Theology of Place.

Sometimes, I get hit with the travel bug, simply watching airplanes fly by and wishing I was going somewhere.

Anywhere but here, I think.

I become discontent with where I am, not valuing the community God has placed me in.

Wishing for more.

Frustrated, I challenge God over the need to stay here.

I argue with God over the logical nature of putting in roots, desiring to be a wanderer, not a stationary figure.

God challenges me back.

What is so wrong with staying put for the time being? What is wrong with putting down roots and allowing people to know you? Truly know the Sara I created you to be.

When life has been a variety of hellos and goodbyes, I become use to the ideas of moving on.

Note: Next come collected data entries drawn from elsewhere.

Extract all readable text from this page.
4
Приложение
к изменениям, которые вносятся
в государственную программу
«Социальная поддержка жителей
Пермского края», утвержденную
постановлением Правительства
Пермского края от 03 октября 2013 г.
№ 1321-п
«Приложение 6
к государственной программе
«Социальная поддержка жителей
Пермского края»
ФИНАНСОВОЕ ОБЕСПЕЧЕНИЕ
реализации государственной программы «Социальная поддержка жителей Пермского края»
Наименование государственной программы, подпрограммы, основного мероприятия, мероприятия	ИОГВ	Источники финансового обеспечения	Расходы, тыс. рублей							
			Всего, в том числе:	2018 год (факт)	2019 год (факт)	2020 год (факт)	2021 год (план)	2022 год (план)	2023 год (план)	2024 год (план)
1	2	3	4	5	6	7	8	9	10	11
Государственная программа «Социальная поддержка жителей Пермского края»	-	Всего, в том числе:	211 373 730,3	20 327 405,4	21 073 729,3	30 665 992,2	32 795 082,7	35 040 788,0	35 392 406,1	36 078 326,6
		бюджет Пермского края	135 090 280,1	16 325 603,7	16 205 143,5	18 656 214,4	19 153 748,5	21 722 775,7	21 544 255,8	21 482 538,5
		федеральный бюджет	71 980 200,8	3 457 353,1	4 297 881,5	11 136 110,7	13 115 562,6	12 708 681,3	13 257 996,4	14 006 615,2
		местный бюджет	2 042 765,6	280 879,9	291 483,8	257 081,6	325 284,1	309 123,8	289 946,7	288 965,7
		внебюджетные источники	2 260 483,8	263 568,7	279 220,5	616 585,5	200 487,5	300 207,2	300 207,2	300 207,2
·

I settled into to the idea of creating space for new adventures and possibilities, as my spiritual formation has been shaped by lush green springs, the grey, rainy days, the vast deserts in Africa, the blue-green oceans in Haiti and the magnificent mountains in Montana.

God has met me in so many places in the reality of my nomadic past.

Recently, the idea of a theology of place has challenged my nomadic desires of traveling the world.

Staying is even more terrifying than going.

It means knuckling down and doing the nitty-gritty acts of life with a community. It means sharing more than a piece of your story with the people you end up doing life with. It means daring to be known as the incredible imperfect mosaic of heartache and blessings that I am. It means unfurling my clenched hands and accepting myself. It means bravely deciding to stay put, when my heart knows it would be easier to go—to leave all I know for the unknown.

“Staying put and daring to be known, engaging in life with people just as imperfect and weird as me, staying through the seasons as they come and go is changing me to be more like the Jesus I love so wildly. It’s a different kind of fearlessness, the fearlessness of engaging in community—slowly and steadily and wholeheartedly. Real, hard conversations usually only come after a lot of surface conversations”.

Sarah Bessey

Staying put requires a fearlessness that says “I value this community more than I desire to be comfortable”. It says, “I choose you. I choose to be invested where I am instead of actively pursuing the need to be anywhere but here”. Staying allows us to embody the Gospel in our conversations, prayers in the living room, watching families grow, of friendship deepened by doing life together, and of choosing to invest in people’s lives.

Staying allows us to take off our masks and grow closer to God as we pursue the people who love us the most.

Getting to this place of accepting the importance of staying challenged me to change my attitude as I bravely decide that choosing to stay was more important than my desire to flee.

When life gets challenging or difficult, my impulse is to flee.

God continually reminds me that sometimes the greatest things happen when I allow the radical act of staying to shape my soul.

There is incredible freedom in allowing the holy work of staying to remind me that I need people and community to be a successful human being.

People who will ask me the hard questions and truly listen to my trials and victories.

The beauty in choosing to stay put is that I continually find Jesus reminding me that He will be my strength when the staying gets tough and the impulse to run is driving my emotions.

Sometimes, the act of staying is just as important as the act of going into the world.